Science seeks continually to remove “observer bias” from its calculations, while philosophy not only accepts the observer, but requires as fundamental in the knowledge enterprise study of human consciousness, the medium and constructor to whatever degree of both what is observed and of “what is”, or being.

Berube (2009) contemplates his proposition that “science is a human endeavor, and
like any other human endeavor it merits being subjected to rigorous social analysis.”  He sees the crucial distinction for Sokal (as for most reasonable people) is the difference between the “context of discovery” and the “context of justification”, and states that Sokal is willing (as are most reasonable people) to acknowledge that a potentially infinite number of factors, scientific and nonscientific, can contribute to the discovery of natural laws. The context of discovery can include variables ranging from the details of laboratory life to the vicissitudes of research funding, from Newton’s willingness to believe in alchemy to Einstein’s reluctance to believe in an expanding universe.

But Berube remarks that the context of justification is quite another matter: “The determination of the existence of x rays or of the precession of Mercury’s perihelion does not and cannot depend on factors extraneous to the scientific evidence relevant to the determination. But properly scientific belief is distinguished from all other forms of belief precisely by its insistence—one might want to call it a meta belief—that justified true beliefs can be validated only by rigorous rational inquiry.”  He is of the belief that Sokal attempted to give philosophers of science their due with regard to the context of discovery, and to hold the line on the context of justification.  He also eludes to say that Sokal is, by his own admission, an autodidact in science studies.

This also made me think about why people are gullible, blind to truth, believe fake news and conspiracy theories – all these things challenge reality of everyday where we have the benefit of hindsight and are connected and can have ideas verified.  Are we seeking for meaning, wanting to be part of a group/affiliation and overplay our innate abilities to recognise lies from truths, facts from fiction?  Can it also be that we mistake  representations, signs, symbols, models for the real things themselves? I do think it is necessary for us to reconstruct our daily environment in order for us to ‘manage’/cope, and then, no two people, although living in the same environment will think and feel the same way.

Bibliography

Austen, Siobhan and O’Connell Darren, 2016:  Two Decades after Sokal, Is academic writing any better?  Published in Social Science Space, (downloaded on 6 January 2019)

Berube, Michael, 2009,  American Scientist Magazine, Book review: Beyond the Hoax (pdf file downloaded on 06 January 2019)

Boon, Tim, 2008 , BSHS, Viewpoint Magazine, No 78, October 2008, page 1 – 3.  Accessed online on 14 January 2019.

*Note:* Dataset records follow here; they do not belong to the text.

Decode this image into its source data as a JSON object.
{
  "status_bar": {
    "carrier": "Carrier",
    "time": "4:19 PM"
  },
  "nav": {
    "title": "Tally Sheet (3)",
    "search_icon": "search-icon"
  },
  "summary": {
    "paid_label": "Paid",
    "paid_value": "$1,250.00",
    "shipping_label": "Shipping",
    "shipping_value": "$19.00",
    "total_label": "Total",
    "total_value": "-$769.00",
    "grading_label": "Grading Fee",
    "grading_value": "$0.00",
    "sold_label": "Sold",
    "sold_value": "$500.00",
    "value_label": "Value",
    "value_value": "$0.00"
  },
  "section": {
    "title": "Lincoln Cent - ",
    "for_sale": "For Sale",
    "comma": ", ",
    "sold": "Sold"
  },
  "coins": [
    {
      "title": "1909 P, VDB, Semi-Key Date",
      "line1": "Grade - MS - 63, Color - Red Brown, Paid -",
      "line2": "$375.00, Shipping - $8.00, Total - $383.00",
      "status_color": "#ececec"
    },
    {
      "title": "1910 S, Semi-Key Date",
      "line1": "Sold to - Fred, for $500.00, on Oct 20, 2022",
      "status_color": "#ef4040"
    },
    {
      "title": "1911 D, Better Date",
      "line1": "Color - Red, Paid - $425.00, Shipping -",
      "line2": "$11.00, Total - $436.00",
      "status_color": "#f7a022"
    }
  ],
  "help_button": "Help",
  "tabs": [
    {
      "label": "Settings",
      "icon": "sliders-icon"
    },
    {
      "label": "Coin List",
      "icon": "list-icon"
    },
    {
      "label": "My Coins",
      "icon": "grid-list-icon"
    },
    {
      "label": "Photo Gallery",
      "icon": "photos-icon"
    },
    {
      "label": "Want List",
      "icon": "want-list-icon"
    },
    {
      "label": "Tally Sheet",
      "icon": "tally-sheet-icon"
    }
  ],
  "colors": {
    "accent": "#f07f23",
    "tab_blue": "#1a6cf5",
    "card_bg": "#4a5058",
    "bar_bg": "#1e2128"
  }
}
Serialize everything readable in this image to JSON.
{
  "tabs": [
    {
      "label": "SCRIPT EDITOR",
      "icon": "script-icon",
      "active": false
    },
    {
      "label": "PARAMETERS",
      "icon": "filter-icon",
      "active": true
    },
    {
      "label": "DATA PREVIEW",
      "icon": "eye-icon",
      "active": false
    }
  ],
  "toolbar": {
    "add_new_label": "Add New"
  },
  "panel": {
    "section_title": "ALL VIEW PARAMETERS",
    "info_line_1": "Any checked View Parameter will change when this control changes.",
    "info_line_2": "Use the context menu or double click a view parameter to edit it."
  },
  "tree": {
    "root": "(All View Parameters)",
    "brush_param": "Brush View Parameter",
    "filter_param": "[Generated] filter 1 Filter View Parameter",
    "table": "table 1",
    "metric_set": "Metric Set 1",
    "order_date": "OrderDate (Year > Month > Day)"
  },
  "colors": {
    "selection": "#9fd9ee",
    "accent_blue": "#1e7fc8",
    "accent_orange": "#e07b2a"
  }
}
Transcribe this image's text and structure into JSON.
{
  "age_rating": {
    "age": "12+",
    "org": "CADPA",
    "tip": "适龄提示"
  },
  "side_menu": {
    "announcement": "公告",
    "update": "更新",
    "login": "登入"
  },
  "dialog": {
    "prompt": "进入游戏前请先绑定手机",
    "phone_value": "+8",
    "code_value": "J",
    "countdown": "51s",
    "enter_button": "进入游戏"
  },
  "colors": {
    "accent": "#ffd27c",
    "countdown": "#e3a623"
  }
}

Deltete, Robert J  2010, Philosophy in Review XXX , no. 2, Alan Sokal Beyond the Hoax: Science, Philosophy and Culture.  Oxford: Oxford University Press 2008. (Downloaded PDF file on 06 January 2019)

Reynolds Jonathan, 2011 Online Spike Magazine: The Sokal Hoax Fifteen years later. (online publication read)

Sokal, A (1996) Transgressing the Boundaries: Towards a Transformative Hermeneutics of Quantum Gravity Social Text pp 217 – 252, Duke University Press

My tutor thought my conclusions were spot on.